Ma could hold tears on her eyelids longer than anyone; some days she walked around like that for hours, holding them there, not letting them drop. On those days she would trace a finger over the shapes of things or hold the telephone on her lap, silent, and you had to call her name three times before she'd give you her eyes.

These moments aren't always as sad as you might expect. Whilst their father is clearly a man of brutish strength and quick temper he also has moments when he shows not just tenderness but insight too. When he takes his youngest son on an errand up to Niagra on one occasion he leaves him alone in a museum of curiosities for a while. Our narrator watches a film about the daredevils who tossed themselves over the famous Falls in barrels. Alone in the room and seeing the film projection on his body he begins to do a dance for himself and only notices his father watching from the doorway when he finishes. His father says nothing until many hours later when they pull onto the road that will lead them to their home.

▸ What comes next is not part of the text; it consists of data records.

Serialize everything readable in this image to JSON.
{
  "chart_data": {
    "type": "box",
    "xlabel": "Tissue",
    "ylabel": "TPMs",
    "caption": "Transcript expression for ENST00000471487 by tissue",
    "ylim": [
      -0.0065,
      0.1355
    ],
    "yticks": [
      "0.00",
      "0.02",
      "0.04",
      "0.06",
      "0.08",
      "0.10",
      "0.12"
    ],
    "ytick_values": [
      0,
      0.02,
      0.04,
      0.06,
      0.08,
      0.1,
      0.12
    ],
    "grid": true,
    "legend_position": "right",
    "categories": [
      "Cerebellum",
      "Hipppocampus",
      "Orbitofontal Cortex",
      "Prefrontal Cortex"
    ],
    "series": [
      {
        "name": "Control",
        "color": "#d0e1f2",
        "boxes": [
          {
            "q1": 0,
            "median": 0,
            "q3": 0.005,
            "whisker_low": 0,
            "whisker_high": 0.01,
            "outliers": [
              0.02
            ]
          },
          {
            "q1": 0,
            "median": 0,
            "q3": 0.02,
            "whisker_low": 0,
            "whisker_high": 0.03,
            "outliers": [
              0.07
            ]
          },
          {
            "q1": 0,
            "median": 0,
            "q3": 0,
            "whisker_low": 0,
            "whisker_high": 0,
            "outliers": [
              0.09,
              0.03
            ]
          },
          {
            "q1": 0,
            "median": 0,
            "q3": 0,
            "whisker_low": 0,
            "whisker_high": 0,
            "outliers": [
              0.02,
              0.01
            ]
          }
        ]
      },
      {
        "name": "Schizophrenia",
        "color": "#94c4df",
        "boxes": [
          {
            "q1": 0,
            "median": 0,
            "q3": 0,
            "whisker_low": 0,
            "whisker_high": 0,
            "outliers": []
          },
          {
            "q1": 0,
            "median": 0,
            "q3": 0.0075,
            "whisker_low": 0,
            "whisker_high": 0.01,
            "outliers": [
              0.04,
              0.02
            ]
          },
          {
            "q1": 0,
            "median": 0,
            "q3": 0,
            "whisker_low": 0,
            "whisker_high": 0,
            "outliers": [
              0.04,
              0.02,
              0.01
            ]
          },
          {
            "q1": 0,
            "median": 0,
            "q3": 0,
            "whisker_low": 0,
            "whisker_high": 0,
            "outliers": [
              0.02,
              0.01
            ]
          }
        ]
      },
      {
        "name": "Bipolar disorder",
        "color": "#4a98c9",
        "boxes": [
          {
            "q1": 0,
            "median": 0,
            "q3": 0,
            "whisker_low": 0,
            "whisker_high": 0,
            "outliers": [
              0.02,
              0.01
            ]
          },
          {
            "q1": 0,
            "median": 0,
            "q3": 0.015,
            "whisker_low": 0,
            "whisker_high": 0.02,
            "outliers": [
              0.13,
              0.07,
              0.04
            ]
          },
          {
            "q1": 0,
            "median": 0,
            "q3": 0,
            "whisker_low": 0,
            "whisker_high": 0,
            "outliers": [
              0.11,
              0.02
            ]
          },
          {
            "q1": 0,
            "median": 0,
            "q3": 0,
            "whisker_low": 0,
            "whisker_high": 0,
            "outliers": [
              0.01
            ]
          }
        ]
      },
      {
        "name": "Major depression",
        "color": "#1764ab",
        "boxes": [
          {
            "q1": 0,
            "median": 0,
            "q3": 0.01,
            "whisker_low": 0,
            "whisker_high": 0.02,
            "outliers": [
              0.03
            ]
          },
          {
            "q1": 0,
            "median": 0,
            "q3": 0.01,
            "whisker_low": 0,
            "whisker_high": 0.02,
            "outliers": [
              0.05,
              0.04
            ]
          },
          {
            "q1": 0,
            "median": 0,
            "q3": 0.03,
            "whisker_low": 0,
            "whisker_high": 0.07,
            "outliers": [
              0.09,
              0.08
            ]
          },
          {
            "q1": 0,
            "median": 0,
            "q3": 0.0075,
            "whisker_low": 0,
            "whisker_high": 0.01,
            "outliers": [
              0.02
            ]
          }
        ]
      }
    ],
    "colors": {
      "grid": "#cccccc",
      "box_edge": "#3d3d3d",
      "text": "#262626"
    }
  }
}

"I stood in that doorway, watching you dance, and you know what I was thinking?...I was thinking how pretty you were," he said. "Now, isn't that an odd thing for a father to think about his son? But that's what it was. I was standing there, watching you dance and twirl and move like that, and I was thinking to myself, Goddamn, I got me a pretty one."

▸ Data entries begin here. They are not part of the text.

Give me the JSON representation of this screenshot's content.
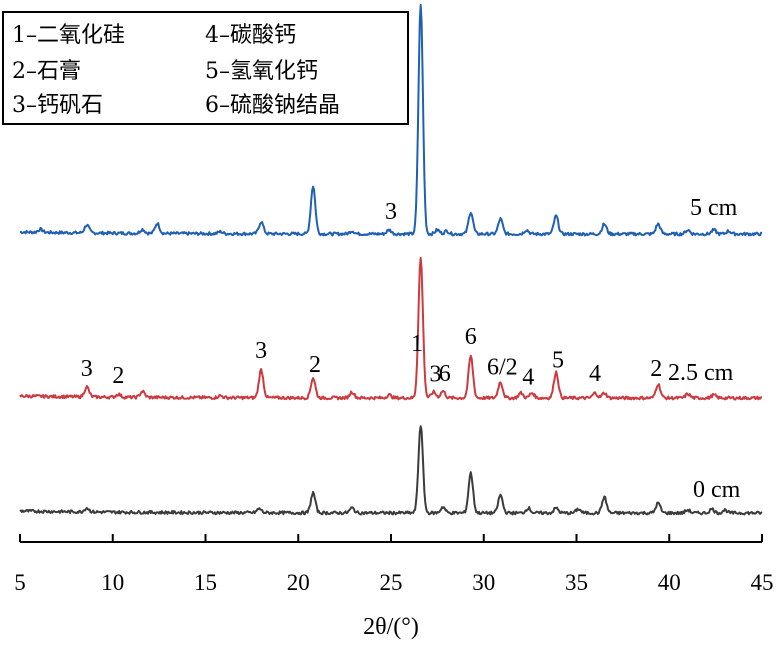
{
  "chart_data": {
    "type": "line",
    "xlabel": "2θ/(°)",
    "xlim": [
      5,
      45
    ],
    "x_ticks": [
      "5",
      "10",
      "15",
      "20",
      "25",
      "30",
      "35",
      "40",
      "45"
    ],
    "y_axis_shown": false,
    "legend": {
      "placement": "top-left",
      "entries": [
        "1–二氧化硅",
        "2–石膏",
        "3–钙矾石",
        "4–碳酸钙",
        "5–氢氧化钙",
        "6–硫酸钠结晶"
      ]
    },
    "series": [
      {
        "name": "5 cm",
        "color": "#1f5fb4",
        "baseline": 0.0,
        "peaks": [
          {
            "x": 6.1,
            "h": 3
          },
          {
            "x": 8.6,
            "h": 8
          },
          {
            "x": 11.6,
            "h": 4
          },
          {
            "x": 12.4,
            "h": 10
          },
          {
            "x": 15.8,
            "h": 2
          },
          {
            "x": 18.0,
            "h": 12
          },
          {
            "x": 20.8,
            "h": 48
          },
          {
            "x": 22.9,
            "h": 3
          },
          {
            "x": 24.9,
            "h": 4
          },
          {
            "x": 26.6,
            "h": 230
          },
          {
            "x": 27.5,
            "h": 4
          },
          {
            "x": 28.0,
            "h": 3
          },
          {
            "x": 29.3,
            "h": 22
          },
          {
            "x": 30.9,
            "h": 15
          },
          {
            "x": 32.3,
            "h": 4
          },
          {
            "x": 33.9,
            "h": 18
          },
          {
            "x": 36.5,
            "h": 10
          },
          {
            "x": 39.4,
            "h": 10
          },
          {
            "x": 41.0,
            "h": 4
          },
          {
            "x": 42.4,
            "h": 4
          },
          {
            "x": 43.2,
            "h": 3
          }
        ],
        "peak_labels": [
          {
            "x": 25.0,
            "text": "3"
          }
        ]
      },
      {
        "name": "2.5 cm",
        "color": "#cc3a3f",
        "peaks": [
          {
            "x": 8.6,
            "h": 10
          },
          {
            "x": 10.3,
            "h": 3
          },
          {
            "x": 11.6,
            "h": 6
          },
          {
            "x": 15.8,
            "h": 2
          },
          {
            "x": 18.0,
            "h": 28
          },
          {
            "x": 20.8,
            "h": 20
          },
          {
            "x": 22.9,
            "h": 6
          },
          {
            "x": 24.9,
            "h": 3
          },
          {
            "x": 26.6,
            "h": 140
          },
          {
            "x": 27.3,
            "h": 6
          },
          {
            "x": 27.8,
            "h": 7
          },
          {
            "x": 29.3,
            "h": 42
          },
          {
            "x": 30.9,
            "h": 16
          },
          {
            "x": 32.0,
            "h": 5
          },
          {
            "x": 32.6,
            "h": 5
          },
          {
            "x": 33.9,
            "h": 26
          },
          {
            "x": 36.0,
            "h": 5
          },
          {
            "x": 36.5,
            "h": 5
          },
          {
            "x": 39.4,
            "h": 14
          },
          {
            "x": 41.0,
            "h": 4
          },
          {
            "x": 42.4,
            "h": 3
          }
        ],
        "peak_labels": [
          {
            "x": 8.6,
            "text": "3"
          },
          {
            "x": 10.3,
            "text": "2"
          },
          {
            "x": 18.0,
            "text": "3"
          },
          {
            "x": 20.9,
            "text": "2"
          },
          {
            "x": 26.4,
            "text": "1"
          },
          {
            "x": 27.4,
            "text": "3"
          },
          {
            "x": 27.9,
            "text": "6"
          },
          {
            "x": 29.3,
            "text": "6"
          },
          {
            "x": 31.0,
            "text": "6/2"
          },
          {
            "x": 32.4,
            "text": "4"
          },
          {
            "x": 34.0,
            "text": "5"
          },
          {
            "x": 36.0,
            "text": "4"
          },
          {
            "x": 39.3,
            "text": "2"
          }
        ]
      },
      {
        "name": "0 cm",
        "color": "#3c3c3c",
        "peaks": [
          {
            "x": 8.6,
            "h": 4
          },
          {
            "x": 17.9,
            "h": 4
          },
          {
            "x": 20.8,
            "h": 20
          },
          {
            "x": 22.9,
            "h": 5
          },
          {
            "x": 26.6,
            "h": 88
          },
          {
            "x": 27.8,
            "h": 6
          },
          {
            "x": 29.3,
            "h": 40
          },
          {
            "x": 30.9,
            "h": 18
          },
          {
            "x": 32.4,
            "h": 5
          },
          {
            "x": 33.9,
            "h": 5
          },
          {
            "x": 35.1,
            "h": 4
          },
          {
            "x": 36.5,
            "h": 16
          },
          {
            "x": 39.4,
            "h": 10
          },
          {
            "x": 41.0,
            "h": 3
          },
          {
            "x": 42.3,
            "h": 4
          },
          {
            "x": 43.0,
            "h": 3
          }
        ],
        "peak_labels": []
      }
    ]
  }
}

This tight family experience it all together, the three boys witness to their parents lows and even, in one eye-opening scene for them, their highs. Even the possible life-changing moment when Ma bundles boys and a few hastily grabbed possessions into the new truck she so hated her husband buying (it being a totally impractical bit of posturing without even enough seatbelts for the family) ends with them all returning at the end of the day, having experienced worry that she might actually do it, excitement at the change and finally as they drive back up to the house 'when it was safe to feel let down, we did.' Outside of the home the boys know that their best hope for survival is together and they tend to roam about as a pack. As they grow older their wish to escape is tempered by a sense of how dangerous and difficult the world around them is. Manny's increasingly religious talk leads him declare, after another abortive attempt at flight, that "God's scattered all the clean among the dirty. You and me and Joel, we're nothing more than a fistful of seed that God tossed into the mud and horseshit. We're on our own."

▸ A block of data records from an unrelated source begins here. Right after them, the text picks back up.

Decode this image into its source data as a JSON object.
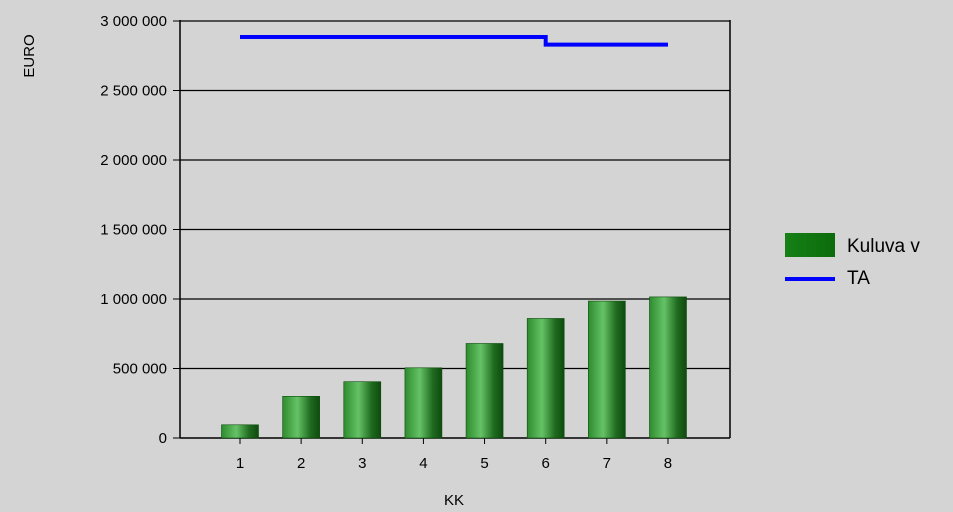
{
  "chart_data": {
    "type": "bar",
    "title": "",
    "xlabel": "KK",
    "ylabel": "EURO",
    "categories": [
      "1",
      "2",
      "3",
      "4",
      "5",
      "6",
      "7",
      "8"
    ],
    "ylim": [
      0,
      3000000
    ],
    "yticks": [
      0,
      500000,
      1000000,
      1500000,
      2000000,
      2500000,
      3000000
    ],
    "ytick_labels": [
      "0",
      "500 000",
      "1 000 000",
      "1 500 000",
      "2 000 000",
      "2 500 000",
      "3 000 000"
    ],
    "grid": true,
    "legend_position": "right",
    "series": [
      {
        "name": "Kuluva v",
        "type": "bar",
        "color": "#1f8a1f",
        "values": [
          95000,
          300000,
          405000,
          505000,
          680000,
          860000,
          985000,
          1015000
        ]
      },
      {
        "name": "TA",
        "type": "step-line",
        "color": "#0000ff",
        "values": [
          2885000,
          2885000,
          2885000,
          2885000,
          2885000,
          2830000,
          2830000,
          2830000
        ],
        "step_after_category": "6"
      }
    ]
  }
}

But we always sense as they approach adolescence and young-adulthood that this bond, however violent and punishing, will not be able to hold and it is naturally our sensitive and bookish narrator who will become separated. The way in which his sexual awakening is used to finally break that tie is perhaps a little predictable and neat but there is no doubting the power of the final few chapters and the very real pain of this family. In the same way that we all recall just flashes of our own childhood's Torres' novel selects those enlightening moments, not like photographs as such because nothing about this book is static, but Kodak moments nonetheless, the paper now tinged and dirty, colours still vivid and yet somehow not true, and all of it passed by rather than past.

2 comments:

Simon (Savidge Reads) 2 March 2012 at 17:30  

Great review Will. I had the pleasure of a single sitting with this book a week or two ago and thought it was very good indeed. (I have a review coming next week.) I thought the snapshot aspect of the book was very deftly done, as was the hints at the awful (and touching to be fair) things that happened to the boys as they grew up. It's hinted at but the reader goes away and makes of it what they will.

Weirdly I interviewed Justin last night with Gavin for The Readers Podcast next week and he was brilliant, and he said he finds the 'autobiographical' tag the book has been given a bit bizarre.

William Rycroft 4 March 2012 at 21:04  

Ooh, I can't wait to hear that interview, when will it be available?